Und: "Unser Film wirkt wie ein fortlaufendes Bilderbuch, bei dem man Seite um Seite umschlägt, um mehr zu erfahren und mehr zu begreifen." Denn begreifen soll der Betrachter des Films viel: die politische Konstellation im Mittelalter und die Maßnahmen, die die Bauern als unterdrückte Leute dagegen unternahmen. Kaminski: "Unser Film zeigt linear, wie Menschen plötzlich verstehen, was mit ihnen geschieht und wie sie sich dagegen auflehnen."
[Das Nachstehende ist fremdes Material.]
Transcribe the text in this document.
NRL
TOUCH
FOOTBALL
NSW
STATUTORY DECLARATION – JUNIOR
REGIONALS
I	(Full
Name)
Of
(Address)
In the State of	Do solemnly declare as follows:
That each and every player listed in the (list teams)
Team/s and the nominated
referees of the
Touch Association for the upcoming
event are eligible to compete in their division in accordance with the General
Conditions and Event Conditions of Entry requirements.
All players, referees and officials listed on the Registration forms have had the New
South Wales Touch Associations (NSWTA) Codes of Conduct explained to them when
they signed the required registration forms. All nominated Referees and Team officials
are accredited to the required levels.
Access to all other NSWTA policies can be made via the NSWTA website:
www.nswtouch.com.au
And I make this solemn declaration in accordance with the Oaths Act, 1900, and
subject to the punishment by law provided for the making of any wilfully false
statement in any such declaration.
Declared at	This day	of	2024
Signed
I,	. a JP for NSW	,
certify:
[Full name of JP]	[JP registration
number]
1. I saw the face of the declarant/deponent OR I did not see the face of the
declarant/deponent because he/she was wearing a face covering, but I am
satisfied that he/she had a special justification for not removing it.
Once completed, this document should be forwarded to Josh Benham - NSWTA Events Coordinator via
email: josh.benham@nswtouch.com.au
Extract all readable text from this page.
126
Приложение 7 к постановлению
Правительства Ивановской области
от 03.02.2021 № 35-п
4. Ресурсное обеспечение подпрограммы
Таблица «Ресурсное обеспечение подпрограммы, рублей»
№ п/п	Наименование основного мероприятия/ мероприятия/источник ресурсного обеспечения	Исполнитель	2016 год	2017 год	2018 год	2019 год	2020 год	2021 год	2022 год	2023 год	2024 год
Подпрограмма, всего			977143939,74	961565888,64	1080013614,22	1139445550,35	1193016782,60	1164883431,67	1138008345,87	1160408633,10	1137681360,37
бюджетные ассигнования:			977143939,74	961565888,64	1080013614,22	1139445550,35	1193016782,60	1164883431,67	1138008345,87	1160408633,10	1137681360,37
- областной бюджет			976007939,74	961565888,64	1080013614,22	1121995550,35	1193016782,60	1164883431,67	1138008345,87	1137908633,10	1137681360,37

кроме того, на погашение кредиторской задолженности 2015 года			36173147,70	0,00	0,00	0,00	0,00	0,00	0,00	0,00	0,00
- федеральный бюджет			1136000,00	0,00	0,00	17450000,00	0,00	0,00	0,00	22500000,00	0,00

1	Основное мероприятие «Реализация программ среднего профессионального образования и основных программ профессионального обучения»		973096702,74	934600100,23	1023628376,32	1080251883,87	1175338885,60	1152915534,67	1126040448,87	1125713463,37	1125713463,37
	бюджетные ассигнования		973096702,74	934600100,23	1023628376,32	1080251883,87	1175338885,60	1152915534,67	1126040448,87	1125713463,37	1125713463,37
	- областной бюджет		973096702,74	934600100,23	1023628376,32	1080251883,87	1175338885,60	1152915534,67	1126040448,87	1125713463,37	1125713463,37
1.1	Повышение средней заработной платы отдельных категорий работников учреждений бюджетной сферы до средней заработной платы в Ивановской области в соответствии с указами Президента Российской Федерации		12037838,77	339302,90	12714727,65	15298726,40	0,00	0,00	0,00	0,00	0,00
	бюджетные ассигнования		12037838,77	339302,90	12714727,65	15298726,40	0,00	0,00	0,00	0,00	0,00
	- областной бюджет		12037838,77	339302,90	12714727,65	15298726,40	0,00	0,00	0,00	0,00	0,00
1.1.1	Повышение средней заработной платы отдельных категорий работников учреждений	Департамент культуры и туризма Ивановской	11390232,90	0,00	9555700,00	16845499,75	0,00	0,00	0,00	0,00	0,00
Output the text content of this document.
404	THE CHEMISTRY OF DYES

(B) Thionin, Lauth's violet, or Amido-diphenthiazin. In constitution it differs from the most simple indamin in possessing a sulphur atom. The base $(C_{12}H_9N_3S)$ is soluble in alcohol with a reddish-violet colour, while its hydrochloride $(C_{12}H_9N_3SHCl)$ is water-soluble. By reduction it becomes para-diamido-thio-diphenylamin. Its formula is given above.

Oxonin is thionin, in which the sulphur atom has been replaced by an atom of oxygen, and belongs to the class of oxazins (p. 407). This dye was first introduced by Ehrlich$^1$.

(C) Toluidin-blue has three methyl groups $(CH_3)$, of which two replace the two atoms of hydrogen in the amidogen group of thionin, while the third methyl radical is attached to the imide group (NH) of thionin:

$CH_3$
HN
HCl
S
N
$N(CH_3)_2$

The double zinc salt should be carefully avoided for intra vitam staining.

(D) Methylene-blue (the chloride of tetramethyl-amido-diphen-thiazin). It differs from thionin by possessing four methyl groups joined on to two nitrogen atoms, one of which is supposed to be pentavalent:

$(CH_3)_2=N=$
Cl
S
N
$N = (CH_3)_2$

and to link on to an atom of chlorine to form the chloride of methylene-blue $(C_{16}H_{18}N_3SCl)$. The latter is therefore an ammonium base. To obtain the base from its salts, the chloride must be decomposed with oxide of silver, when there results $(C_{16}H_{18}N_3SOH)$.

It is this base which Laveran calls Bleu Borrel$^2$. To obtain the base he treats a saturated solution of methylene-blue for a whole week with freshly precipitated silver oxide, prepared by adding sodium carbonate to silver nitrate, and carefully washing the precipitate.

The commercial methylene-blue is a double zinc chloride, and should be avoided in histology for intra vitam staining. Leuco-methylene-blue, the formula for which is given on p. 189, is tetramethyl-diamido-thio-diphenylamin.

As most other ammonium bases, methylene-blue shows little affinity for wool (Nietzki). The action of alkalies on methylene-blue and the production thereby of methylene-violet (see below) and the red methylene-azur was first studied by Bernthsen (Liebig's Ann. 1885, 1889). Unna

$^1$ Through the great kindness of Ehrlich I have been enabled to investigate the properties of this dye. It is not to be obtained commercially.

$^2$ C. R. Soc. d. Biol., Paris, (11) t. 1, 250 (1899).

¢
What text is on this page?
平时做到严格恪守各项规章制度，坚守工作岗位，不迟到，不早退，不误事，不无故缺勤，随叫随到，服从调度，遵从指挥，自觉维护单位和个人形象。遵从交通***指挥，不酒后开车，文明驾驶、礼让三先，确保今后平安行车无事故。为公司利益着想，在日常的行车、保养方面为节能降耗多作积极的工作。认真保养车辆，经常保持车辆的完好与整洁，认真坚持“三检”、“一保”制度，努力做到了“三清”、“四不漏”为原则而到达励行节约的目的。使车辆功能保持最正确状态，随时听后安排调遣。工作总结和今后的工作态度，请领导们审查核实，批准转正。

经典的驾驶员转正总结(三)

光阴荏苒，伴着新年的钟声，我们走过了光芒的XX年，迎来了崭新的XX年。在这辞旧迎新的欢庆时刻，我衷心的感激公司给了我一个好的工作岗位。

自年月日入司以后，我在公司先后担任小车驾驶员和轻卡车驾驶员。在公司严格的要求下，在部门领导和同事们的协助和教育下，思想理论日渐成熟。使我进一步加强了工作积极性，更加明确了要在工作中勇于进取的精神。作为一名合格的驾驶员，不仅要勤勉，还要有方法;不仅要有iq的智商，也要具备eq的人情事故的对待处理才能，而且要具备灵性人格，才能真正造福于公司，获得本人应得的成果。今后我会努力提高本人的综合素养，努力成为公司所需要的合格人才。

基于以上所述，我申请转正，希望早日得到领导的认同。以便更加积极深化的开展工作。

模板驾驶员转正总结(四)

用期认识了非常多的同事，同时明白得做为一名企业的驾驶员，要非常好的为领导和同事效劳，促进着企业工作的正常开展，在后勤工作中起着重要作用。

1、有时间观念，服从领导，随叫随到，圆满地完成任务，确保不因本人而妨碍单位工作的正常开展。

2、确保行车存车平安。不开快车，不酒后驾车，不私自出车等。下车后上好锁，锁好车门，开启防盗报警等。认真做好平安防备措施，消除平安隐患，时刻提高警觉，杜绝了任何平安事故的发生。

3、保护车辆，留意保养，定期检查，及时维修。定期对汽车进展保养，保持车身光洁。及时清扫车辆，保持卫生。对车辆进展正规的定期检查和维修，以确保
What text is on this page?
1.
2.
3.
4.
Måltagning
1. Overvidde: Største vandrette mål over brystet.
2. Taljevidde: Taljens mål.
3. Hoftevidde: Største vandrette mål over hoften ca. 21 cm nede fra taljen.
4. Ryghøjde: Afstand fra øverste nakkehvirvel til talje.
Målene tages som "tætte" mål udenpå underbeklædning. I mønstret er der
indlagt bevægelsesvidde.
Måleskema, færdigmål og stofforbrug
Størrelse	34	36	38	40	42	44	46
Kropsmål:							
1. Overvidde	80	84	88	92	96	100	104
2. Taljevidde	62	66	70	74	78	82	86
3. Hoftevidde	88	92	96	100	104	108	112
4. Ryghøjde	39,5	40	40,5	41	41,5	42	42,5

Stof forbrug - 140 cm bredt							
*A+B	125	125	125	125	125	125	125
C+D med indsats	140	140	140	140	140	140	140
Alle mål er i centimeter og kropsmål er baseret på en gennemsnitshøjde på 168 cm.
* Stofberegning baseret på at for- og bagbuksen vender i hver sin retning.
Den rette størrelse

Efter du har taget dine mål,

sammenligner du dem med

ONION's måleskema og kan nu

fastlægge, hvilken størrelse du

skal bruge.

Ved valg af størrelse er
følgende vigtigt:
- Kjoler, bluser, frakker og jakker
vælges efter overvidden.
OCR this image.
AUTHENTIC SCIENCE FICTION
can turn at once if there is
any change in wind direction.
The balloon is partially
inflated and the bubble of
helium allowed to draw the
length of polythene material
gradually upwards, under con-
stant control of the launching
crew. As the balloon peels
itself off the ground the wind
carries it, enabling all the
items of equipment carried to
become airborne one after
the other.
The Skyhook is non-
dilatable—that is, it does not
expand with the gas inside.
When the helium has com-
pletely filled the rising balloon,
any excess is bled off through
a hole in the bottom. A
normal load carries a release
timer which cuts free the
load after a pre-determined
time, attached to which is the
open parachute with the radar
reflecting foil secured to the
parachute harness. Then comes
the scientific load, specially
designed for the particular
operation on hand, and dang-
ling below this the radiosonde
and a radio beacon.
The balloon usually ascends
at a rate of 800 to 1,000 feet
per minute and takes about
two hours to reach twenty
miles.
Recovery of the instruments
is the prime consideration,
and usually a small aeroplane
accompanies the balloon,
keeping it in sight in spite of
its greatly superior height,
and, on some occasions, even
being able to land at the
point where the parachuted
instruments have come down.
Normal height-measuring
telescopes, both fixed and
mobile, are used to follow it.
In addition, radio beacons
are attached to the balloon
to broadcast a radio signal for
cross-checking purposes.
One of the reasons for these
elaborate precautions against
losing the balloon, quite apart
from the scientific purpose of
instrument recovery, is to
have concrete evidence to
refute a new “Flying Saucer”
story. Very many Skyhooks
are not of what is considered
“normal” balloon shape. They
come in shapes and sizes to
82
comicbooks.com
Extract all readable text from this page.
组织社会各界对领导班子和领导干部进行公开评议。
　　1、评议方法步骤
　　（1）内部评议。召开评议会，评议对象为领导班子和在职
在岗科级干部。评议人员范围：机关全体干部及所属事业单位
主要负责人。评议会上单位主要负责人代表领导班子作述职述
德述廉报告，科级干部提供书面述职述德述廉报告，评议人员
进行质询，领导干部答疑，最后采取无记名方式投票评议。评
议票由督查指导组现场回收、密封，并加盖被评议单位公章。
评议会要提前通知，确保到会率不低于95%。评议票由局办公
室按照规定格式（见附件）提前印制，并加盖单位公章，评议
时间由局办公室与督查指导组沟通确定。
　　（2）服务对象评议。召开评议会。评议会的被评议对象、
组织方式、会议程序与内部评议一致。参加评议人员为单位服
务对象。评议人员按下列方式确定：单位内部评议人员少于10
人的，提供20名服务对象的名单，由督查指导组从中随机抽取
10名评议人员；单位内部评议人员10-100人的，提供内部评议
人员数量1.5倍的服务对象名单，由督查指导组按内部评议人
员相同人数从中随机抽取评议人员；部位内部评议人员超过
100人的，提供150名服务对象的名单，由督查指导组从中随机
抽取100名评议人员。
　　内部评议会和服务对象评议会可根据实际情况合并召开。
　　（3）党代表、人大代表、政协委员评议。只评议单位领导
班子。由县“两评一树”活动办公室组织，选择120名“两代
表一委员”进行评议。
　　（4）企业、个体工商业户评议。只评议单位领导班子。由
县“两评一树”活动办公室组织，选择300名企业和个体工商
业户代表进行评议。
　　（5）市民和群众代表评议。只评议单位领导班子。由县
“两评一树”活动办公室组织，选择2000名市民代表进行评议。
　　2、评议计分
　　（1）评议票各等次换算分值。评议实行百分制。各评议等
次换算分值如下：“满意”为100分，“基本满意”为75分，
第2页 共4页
600 Sitzplätze reichten nicht aus. Wie 1967, als Deutschlands gesellschafts-kritische Experimentalfilmer Oberhausens Westdeutsche Kurzfilmtage "aufrollten", standen und hockten die "Heerscharen" von Fans, Interessierten, Beteiligten und Mitwirkenden diesmal im Düsseldorfer "Filmforum" in den Gängen und auf der Empore.
Eindeutiger Beleg dafür, daß der Name Mommartz seit der Zweitplazierung beim Experimentalfilmfestival in Knokke, 1968, eigentlich nichts an Attraktivität eingebüßt hat. Auch wenn man seitdem von Mommartz nichts mehr zu sehen bekam, wofür allein er gezeichnet hätte. Denn seit der Revolte-Zeit vom Ende der 60 er Jahre ist Lutz Mommartz integrierender Bestandteil der "Düsseldorfer Filmgruppe", deren Kollektiv auch als "Herausgeber" quasi dieses neuen Films fungierte.
Realisatoren: Hartmut Kaminski und Lutz Mommartz! "Der gerechte Krieg 1525". Ein bundesrepublikanischer Beitrag zur 450. Wiederkehr des mittelalterlichen Bauernkriegs.
Aus farbigem Zelluloid und von zwei Projektoren gleichzeitig auf eine Leinwand projiziert - 30 Minuten lang. Mommartz/Kaminskis "Der gerechte Krieg 1525" mit seinem doppelbödigen aggressiven Titel ist ein Film, der alles voraussetzt - Phantasie und Sachkenntnis. Ein Kunstprodukt, dessen Stil aus der Not geboren wurde. Was nicht zu sehen ist, muß man sich denken können. Und so ist "Der gerechte Krieg 1525" eine Synthese geworden aus den beiden hervorstechenden Erscheinungsformen der 60-er Jahre: Aus gesellschafts-kritischem Aufbegehren und aus den Erweiterungen der formalen Möglichkeiten.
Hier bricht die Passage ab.